The evening also included stimulating panel discussions on key topics. One of them, mediated by Storyboard18’s Delshad Irani included prominent names such as Kulmeet Bawa, president and MD, SAP India; Aseem Kaushik, MD, L’Oreal India; Prativa Mohapatra, VP and MD, Adobe India; Sukhleen Aneja, CEO, Good Glamm Group; Madhav Sheth, CEO, HTECH; and Devendra Chawla, CEO, GreenCell Mobility. The panel shared insights on a rather interesting topic—the relationship between CEOs and their CMOs and if CMOs can be CEOs.
The event also included valuable discussions on the state of media quality in India by Saurabh Khattar, country manager, India, Integral Ad Science, and the promising future of generative AI in marketing by Gan.ai’s founder and CEO, Suvrat Bhooshan, both mediated by Storyboard18’s Shibani Gharat.
Storyboard’s Visionaries was predominantly an occasion to celebrate CMOs who have made a deep impact through their work that has catapulted the growth of their respective companies and brands.

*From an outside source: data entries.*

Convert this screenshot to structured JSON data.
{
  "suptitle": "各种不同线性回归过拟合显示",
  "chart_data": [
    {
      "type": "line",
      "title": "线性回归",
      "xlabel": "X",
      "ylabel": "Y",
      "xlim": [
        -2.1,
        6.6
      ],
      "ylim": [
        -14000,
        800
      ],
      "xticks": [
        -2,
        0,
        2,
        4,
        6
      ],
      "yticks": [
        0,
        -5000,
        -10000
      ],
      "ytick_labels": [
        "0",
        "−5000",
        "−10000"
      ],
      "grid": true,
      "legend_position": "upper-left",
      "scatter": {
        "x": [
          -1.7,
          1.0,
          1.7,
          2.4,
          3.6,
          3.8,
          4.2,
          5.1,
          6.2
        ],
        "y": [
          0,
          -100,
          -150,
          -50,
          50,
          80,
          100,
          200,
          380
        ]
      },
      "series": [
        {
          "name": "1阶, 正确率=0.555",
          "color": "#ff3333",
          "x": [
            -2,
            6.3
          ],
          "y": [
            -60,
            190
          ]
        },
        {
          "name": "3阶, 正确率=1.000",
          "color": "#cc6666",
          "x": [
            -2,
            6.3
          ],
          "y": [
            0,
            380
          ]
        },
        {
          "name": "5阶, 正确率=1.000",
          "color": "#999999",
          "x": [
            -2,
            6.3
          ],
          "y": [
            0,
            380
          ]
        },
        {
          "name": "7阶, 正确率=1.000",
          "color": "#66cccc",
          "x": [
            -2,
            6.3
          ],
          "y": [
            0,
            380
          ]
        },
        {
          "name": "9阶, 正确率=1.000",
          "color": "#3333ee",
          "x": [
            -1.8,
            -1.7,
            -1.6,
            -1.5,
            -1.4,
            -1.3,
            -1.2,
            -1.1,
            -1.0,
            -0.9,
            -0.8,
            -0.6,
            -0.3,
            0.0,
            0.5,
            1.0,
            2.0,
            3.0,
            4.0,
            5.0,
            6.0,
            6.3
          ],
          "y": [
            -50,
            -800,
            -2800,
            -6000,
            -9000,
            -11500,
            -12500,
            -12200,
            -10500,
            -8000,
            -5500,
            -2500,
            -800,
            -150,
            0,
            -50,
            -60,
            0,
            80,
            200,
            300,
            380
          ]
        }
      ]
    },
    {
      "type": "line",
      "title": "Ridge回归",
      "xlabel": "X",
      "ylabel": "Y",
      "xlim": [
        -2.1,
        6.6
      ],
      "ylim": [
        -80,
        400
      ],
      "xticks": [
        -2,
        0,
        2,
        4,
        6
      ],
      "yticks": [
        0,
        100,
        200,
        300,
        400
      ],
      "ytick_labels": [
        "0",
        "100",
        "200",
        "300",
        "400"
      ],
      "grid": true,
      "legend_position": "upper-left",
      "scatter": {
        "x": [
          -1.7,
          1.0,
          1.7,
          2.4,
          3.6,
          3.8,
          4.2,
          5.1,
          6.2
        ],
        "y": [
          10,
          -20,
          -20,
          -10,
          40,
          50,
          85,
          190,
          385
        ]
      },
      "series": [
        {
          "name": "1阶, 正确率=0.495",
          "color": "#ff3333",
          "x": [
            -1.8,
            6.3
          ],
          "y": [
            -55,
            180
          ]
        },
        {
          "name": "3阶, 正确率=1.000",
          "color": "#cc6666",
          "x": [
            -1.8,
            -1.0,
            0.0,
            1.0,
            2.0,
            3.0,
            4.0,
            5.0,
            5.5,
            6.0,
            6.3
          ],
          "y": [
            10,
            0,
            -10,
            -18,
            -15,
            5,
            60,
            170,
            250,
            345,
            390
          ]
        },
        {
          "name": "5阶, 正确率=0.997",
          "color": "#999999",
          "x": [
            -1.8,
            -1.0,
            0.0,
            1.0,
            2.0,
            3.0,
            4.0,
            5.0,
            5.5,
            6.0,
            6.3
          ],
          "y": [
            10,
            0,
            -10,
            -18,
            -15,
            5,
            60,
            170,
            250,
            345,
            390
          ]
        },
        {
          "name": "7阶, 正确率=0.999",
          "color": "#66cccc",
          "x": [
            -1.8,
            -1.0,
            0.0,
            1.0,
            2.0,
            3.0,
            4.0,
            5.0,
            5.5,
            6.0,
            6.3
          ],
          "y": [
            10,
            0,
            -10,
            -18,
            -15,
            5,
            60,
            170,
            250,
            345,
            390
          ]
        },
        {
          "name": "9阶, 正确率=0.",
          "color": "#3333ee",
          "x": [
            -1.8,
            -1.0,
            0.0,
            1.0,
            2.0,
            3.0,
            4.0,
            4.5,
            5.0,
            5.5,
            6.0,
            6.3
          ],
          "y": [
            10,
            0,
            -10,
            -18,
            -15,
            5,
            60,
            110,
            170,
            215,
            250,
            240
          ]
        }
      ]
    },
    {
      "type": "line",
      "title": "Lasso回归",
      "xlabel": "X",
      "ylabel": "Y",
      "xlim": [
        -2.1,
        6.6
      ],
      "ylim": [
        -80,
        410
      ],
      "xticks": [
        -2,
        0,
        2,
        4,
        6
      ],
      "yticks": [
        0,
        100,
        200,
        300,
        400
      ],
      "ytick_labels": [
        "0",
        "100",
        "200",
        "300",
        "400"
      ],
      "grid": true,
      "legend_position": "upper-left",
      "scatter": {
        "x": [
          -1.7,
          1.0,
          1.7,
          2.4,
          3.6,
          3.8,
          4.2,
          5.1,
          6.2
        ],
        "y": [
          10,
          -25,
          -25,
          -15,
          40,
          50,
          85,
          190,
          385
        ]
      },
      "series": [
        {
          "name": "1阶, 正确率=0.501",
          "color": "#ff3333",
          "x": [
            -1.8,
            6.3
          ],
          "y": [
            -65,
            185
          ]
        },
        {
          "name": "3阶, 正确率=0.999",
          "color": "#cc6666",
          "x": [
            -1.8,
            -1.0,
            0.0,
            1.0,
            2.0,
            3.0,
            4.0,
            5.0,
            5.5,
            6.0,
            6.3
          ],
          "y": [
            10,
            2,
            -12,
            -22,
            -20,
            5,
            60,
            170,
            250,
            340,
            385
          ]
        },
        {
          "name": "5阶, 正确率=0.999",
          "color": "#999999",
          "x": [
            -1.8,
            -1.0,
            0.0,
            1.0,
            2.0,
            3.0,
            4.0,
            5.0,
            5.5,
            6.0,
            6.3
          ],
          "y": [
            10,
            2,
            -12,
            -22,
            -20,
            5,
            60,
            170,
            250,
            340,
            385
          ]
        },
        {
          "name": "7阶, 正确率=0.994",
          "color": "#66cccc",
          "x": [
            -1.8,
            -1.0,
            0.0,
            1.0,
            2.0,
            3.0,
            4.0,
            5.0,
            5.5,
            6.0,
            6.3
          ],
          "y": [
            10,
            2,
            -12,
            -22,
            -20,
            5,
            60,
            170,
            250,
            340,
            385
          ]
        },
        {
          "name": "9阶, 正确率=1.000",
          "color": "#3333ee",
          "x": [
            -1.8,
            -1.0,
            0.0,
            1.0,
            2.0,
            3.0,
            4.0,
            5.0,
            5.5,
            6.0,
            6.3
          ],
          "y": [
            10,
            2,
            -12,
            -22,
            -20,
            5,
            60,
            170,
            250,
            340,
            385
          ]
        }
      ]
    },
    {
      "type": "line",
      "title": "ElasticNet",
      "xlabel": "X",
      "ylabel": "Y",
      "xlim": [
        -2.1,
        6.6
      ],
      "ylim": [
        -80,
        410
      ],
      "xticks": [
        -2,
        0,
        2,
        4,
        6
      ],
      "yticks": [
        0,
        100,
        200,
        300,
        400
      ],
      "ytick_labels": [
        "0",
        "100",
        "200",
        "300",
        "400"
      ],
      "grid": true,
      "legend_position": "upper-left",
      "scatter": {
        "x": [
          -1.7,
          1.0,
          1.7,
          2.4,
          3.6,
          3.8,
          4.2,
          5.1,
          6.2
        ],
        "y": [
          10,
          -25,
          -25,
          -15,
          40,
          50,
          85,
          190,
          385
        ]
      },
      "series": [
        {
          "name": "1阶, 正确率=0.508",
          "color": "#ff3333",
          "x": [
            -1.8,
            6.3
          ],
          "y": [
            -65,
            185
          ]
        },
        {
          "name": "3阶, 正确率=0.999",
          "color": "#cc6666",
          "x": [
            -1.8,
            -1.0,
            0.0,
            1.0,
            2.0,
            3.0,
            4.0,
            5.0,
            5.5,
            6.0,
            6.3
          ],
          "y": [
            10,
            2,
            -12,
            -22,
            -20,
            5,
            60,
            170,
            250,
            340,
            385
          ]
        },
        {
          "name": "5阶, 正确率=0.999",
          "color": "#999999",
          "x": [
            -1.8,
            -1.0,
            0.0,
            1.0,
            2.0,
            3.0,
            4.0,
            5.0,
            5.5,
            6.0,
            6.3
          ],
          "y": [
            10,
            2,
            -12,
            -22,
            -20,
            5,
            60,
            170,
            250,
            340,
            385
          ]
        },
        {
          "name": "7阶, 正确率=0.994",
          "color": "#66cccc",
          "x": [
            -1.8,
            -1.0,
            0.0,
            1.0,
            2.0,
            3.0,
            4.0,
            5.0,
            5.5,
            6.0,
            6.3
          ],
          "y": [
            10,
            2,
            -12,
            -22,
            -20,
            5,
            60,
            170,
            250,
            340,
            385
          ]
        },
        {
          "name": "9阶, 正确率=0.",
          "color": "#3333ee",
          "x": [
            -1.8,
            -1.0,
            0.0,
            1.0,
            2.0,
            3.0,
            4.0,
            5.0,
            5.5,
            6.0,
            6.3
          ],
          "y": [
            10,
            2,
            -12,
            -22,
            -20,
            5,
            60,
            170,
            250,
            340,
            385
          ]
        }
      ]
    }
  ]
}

This first edition of Visionaries at Gurgaon felicitated leading lights such as Shashank Srivastava, executive director, Maruti Suzuki India Ltd; Paras Sharma, director and head of content and community partnerships, Meta India; Anita Nayyar, COO, media, branding and communications, Patanjali Ayurved; Sumit Mathur, CMO, Paytm; Sahibjeet Singh Sawhney, marketing head, Zomato; Ruchira Jaitly, CMO, Diageo India; Tarun Bhagat, CMO, India beverages, PepsiCo; and Vikrant Mudaliar, CMO, Dream11, Virat Khullar, group head - marketing, Hyundai Motor India and Saurabh Jain, regional marketing directir & SPOC, South Asia, Reckitt Hygiene; Anoop Manohar, CMO, Axis Bank; Kartik Mohindra, CMO, Pernod Ricard India; Rajat Abbi, vice president, global marketing, Schneider Electric; Sunil Suresh, CMO, Air India; Raj Rishi Singh, CMO and CBO, MakeMyTrip; Rahul Talwar, CMO, Max Life; Rajeev Jain, director, corporate marketing, DS Group; Pooja Baid, CMO, Philips Domestic Appliances; Anukool Kumar, head of marketing, India, Tinder; Ankit Desai, CMO, Hersheys India; Rahul Singh, vice president and head of marketing and sales, SAP; and Ashish Tiwari, CMO, Home Credit India were among the many others also felicitated.